IBM research and columbia university TRECVID-2012 multimedia event detection (MED), multimedia event recounting (MER), and semantic indexing (SIN) systems

Abstract

For this year's TRECVID Multimedia Event Detection task, our team studied high-level visual and audio semantic features, midlevel visual attributes, and sophisticated low-level features. In addition, a range of new modeling strategies were studied, including those that take into account temporal dynamics of event semantics, optimize fusion of system components, provide linear approximations of non-linear kernels, and generate synthetic data for the limited exemplar condition. For the Pre-Specified task, we submitted 4 runs: Run 1 involved the fusion of a broad array of sophisticated low-level features. Run 2 involved the same set of low-level features to model the events under the limited exemplar condition. Run 3 involved the fusion of all our semantic system components. Run 4 was composed of the fusion of all low-level and semantic features used in Runs 1-3, in addition to event models built from techniques for linear approximation of non-linear kernels.

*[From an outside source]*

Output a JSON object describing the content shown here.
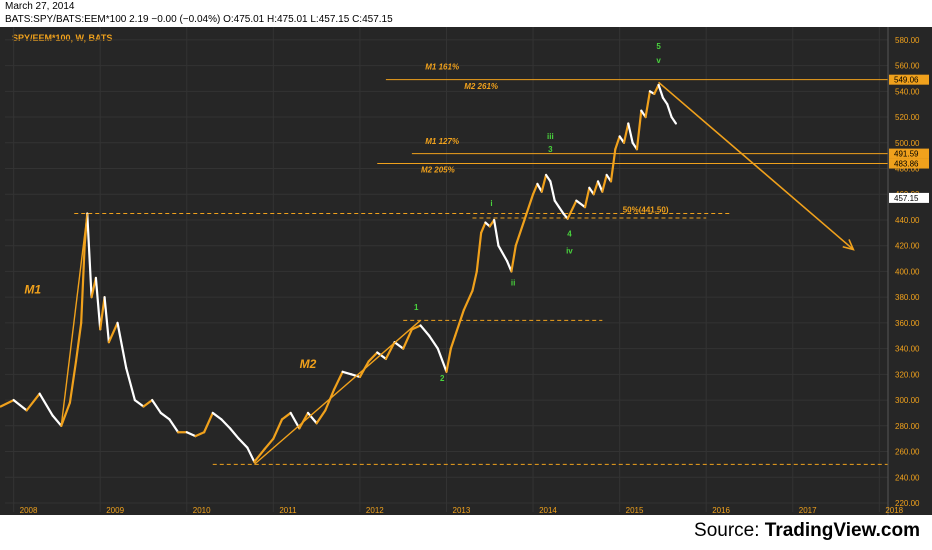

For Ad Hoc, we submitted 2 runs: Run 5, which was the fusion of Linear Temporal Pyramids of visual semantics, fused with event models built directly on low-level features. Run 6 was our limited exemplar run, which used both Linear Temporal Pyramids of visual semantics, as well as a method for generating synthetic training data. Our experiments suggest the following: 1) Semantic modeling improves the event modeling performance of the low-level features they are based on. 2) Mid-level visual attributes contribute complimentary information. 3) Event videos demonstate temporal patterns. 4) Linear approximation methods to nonlinear kernels perform similarly to the original non-linear ker-nels, and hold promise to improve event modeling performance by allowing a scaling up to a broader array of models.